Selbst bei den wenigen Szenen wird schon noch etwas dabei sein, ich verwende in der Regel ja nur vier Bilder und die können ja nicht alle nur von ihr sein. :mrgreen:
Nur weiter so!!!

Mein erster der drei Wallace-Filme mit italienischem Einfluss war damals "Das Geheimnis der grünen Stecknadel", ich erinnere mich aber daran, dass ich den nicht zu Ende schauen durfte, wegen der - für Kinderaugen - zu expliziten Szenen. Ich wurde dann ins Bett geschickt. :lol:
"Das Gesicht im Dunkeln" war mein zweiter, der wurde mir für den nächsten Tag aufgezeichnet.
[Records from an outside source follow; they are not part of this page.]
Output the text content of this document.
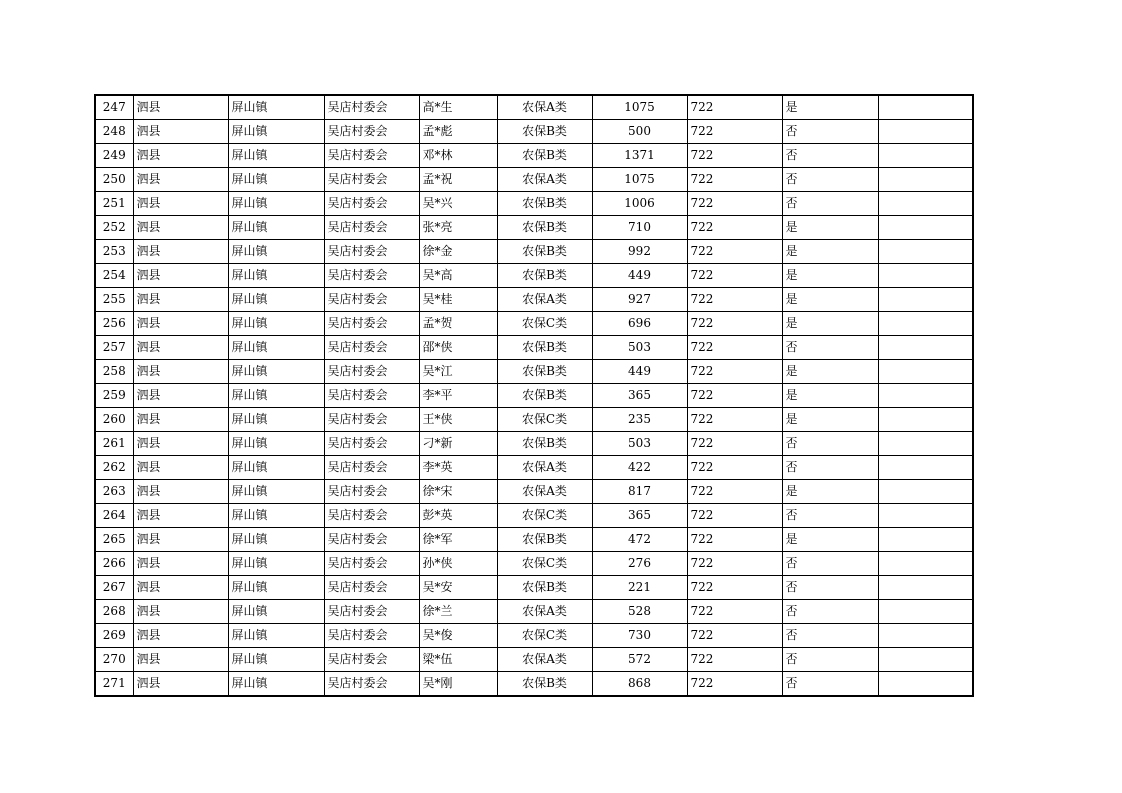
247	泗县	屏山镇	吴店村委会	高*生	农保A类	1075	722	是	
248	泗县	屏山镇	吴店村委会	孟*彪	农保B类	500	722	否	
249	泗县	屏山镇	吴店村委会	邓*林	农保B类	1371	722	否	
250	泗县	屏山镇	吴店村委会	孟*祝	农保A类	1075	722	否	
251	泗县	屏山镇	吴店村委会	吴*兴	农保B类	1006	722	否	
252	泗县	屏山镇	吴店村委会	张*亮	农保B类	710	722	是	
253	泗县	屏山镇	吴店村委会	徐*金	农保B类	992	722	是	
254	泗县	屏山镇	吴店村委会	吴*高	农保B类	449	722	是	
255	泗县	屏山镇	吴店村委会	吴*桂	农保A类	927	722	是	
256	泗县	屏山镇	吴店村委会	孟*贺	农保C类	696	722	是	
257	泗县	屏山镇	吴店村委会	邵*侠	农保B类	503	722	否	
258	泗县	屏山镇	吴店村委会	吴*江	农保B类	449	722	是	
259	泗县	屏山镇	吴店村委会	李*平	农保B类	365	722	是	
260	泗县	屏山镇	吴店村委会	王*侠	农保C类	235	722	是	
261	泗县	屏山镇	吴店村委会	刁*新	农保B类	503	722	否	
262	泗县	屏山镇	吴店村委会	李*英	农保A类	422	722	否	
263	泗县	屏山镇	吴店村委会	徐*宋	农保A类	817	722	是	
264	泗县	屏山镇	吴店村委会	彭*英	农保C类	365	722	否	
265	泗县	屏山镇	吴店村委会	徐*军	农保B类	472	722	是	
266	泗县	屏山镇	吴店村委会	孙*侠	农保C类	276	722	否	
267	泗县	屏山镇	吴店村委会	吴*安	农保B类	221	722	否	
268	泗县	屏山镇	吴店村委会	徐*兰	农保A类	528	722	否	
269	泗县	屏山镇	吴店村委会	吴*俊	农保C类	730	722	否	
270	泗县	屏山镇	吴店村委会	梁*伍	农保A类	572	722	否	
271	泗县	屏山镇	吴店村委会	吴*刚	农保B类	868	722	否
Meinem Vater sagte ich dann nach der Ansicht, dass der wieder überspielt werden kann. Der hatte mir in Anlehnung an die anderen Farbfilme überhaupt nicht gefallen. Und der "Halbmond" kam ziemlich zum Schluss. Da weiß ich noch, dass ich Marisa Mell, die ich zu diesem Zeitpunkt nur aus "Das Rätsel der roten Orchidee" kannte, nicht erkannt hatte. Das dürfte mir heute wohl nicht mehr passieren! :lol:
Heute mag ich diese drei quasi als Wallace-Prosa sehr gerne, mitunter am liebsten.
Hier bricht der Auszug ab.